Lifestyle

Robert Greene: "Hone Your Craft Without Shining Your Master"

Whether you're an apprentice, understudy or protégé, you're taking in knowledge from someone who you want to learn from, but also, most likely, someone whom you one day want to surpass. Now, the question remains, how do you go about that?

Well, best-selling author Robert Greene has got your back, again.

“When you're first working with a mentor or master and you're learning from them, you're very respectful,” Greene says, with a reply that may shoot down the plans of a few cocky apprentices.

The road to one-upping your role model doesn't begin with brashness, but with humility, a point that Greene outlines as he continues to provide a news flash for the more arrogant of students.

“They know things that you don't know,” said the author. And for those who needed a reminder, he adds: “You're the student, their master.”

If you're going to outshine the one who's coaching you through your upbringing, there's little profit to be made in blatantly acting like it.

Instead, he prescribes a silent killer approach, a method that requires a student's reverence toward his master and attention to detail, which he suggests is too much to ask of some understudies.

“The problem that a lot of people have is that they don't know how to observe,” he said. “They don't know how to learn. They're in a hurry to impress people with their own knowledge.

As Greene says, it's the ego and arrogance that usually serve as the main stumbling blocks on a person's path to a patiently carried out success. It's for that exact reason that he implores the apprentices to sacrifice their own desires to show their skill, even if they strongly believe in said skill, in favor of years of listening.

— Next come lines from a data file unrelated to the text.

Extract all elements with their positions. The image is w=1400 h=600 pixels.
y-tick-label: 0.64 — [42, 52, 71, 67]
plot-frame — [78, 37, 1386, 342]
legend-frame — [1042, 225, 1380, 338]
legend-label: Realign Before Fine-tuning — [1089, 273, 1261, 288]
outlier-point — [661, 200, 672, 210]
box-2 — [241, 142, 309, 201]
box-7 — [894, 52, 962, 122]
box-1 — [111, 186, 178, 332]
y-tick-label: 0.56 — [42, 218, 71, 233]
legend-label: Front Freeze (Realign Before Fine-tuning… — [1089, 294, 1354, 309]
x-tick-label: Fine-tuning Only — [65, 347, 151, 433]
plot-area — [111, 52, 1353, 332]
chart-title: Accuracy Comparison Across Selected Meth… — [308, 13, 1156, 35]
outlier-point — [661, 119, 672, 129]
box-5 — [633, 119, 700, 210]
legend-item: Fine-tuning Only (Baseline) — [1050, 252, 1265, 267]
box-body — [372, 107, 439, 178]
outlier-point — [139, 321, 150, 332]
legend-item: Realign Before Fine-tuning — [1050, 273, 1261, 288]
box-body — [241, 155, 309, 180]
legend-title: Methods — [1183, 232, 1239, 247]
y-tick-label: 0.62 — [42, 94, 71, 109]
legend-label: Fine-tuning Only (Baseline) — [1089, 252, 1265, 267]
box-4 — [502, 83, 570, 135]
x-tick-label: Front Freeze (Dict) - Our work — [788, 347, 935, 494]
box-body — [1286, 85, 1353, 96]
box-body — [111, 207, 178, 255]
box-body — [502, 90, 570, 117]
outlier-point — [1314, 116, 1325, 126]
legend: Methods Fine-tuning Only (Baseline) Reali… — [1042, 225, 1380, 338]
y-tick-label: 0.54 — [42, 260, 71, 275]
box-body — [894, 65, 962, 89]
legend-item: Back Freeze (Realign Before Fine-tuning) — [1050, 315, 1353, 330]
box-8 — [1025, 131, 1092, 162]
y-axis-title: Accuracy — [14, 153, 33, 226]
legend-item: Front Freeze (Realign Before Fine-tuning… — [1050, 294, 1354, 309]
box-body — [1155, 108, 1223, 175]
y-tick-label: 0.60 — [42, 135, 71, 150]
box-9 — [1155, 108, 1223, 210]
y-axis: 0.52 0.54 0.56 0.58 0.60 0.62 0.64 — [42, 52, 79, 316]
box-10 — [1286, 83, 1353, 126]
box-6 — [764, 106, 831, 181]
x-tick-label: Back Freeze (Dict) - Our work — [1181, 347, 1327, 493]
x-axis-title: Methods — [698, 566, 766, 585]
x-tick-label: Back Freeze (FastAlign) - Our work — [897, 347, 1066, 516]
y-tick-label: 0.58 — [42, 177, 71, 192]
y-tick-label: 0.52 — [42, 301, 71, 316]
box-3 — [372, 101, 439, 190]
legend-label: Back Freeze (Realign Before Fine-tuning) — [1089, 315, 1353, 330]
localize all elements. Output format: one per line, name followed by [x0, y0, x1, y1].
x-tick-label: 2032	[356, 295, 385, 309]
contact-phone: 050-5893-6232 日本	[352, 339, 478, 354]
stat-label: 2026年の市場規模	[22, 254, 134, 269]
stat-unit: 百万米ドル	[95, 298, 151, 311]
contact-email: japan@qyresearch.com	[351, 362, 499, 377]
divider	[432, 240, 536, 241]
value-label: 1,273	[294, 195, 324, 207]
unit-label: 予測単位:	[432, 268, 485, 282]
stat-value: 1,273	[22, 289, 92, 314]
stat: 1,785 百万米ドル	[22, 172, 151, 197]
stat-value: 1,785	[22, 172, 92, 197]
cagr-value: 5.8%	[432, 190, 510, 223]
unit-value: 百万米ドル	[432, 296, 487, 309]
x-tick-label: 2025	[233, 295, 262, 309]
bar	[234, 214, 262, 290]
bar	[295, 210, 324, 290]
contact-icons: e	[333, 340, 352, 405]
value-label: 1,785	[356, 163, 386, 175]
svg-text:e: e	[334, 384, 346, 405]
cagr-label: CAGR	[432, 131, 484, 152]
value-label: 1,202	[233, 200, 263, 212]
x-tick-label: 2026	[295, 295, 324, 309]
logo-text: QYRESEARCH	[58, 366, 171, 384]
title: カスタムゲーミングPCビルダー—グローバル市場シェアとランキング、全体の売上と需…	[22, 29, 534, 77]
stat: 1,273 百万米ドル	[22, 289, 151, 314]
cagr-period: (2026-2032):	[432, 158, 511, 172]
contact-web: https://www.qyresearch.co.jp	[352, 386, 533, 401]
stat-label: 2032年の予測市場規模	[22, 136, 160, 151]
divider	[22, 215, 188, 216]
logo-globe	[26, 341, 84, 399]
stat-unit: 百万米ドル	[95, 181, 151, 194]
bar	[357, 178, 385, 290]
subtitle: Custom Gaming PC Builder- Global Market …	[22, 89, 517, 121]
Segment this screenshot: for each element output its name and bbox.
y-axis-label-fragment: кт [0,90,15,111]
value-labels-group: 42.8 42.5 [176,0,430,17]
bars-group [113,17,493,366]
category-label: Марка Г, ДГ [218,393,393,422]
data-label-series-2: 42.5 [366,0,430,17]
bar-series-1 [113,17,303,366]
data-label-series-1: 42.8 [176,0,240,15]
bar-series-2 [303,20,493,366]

“You want to close your mind off, and the ego,” he says. “You want to absorb as much as possible. You want to absorb everything that master or mentor can bring you in the world.”

Not much of what Greene advises comes as a guarantee, but the author comes as close to making a promise as he ever will when he ponders the result of years of humble discipleship.

“After two, three years, you'll get there,” he said. “You want to outshine the master, you do. But it has to come at the right time.”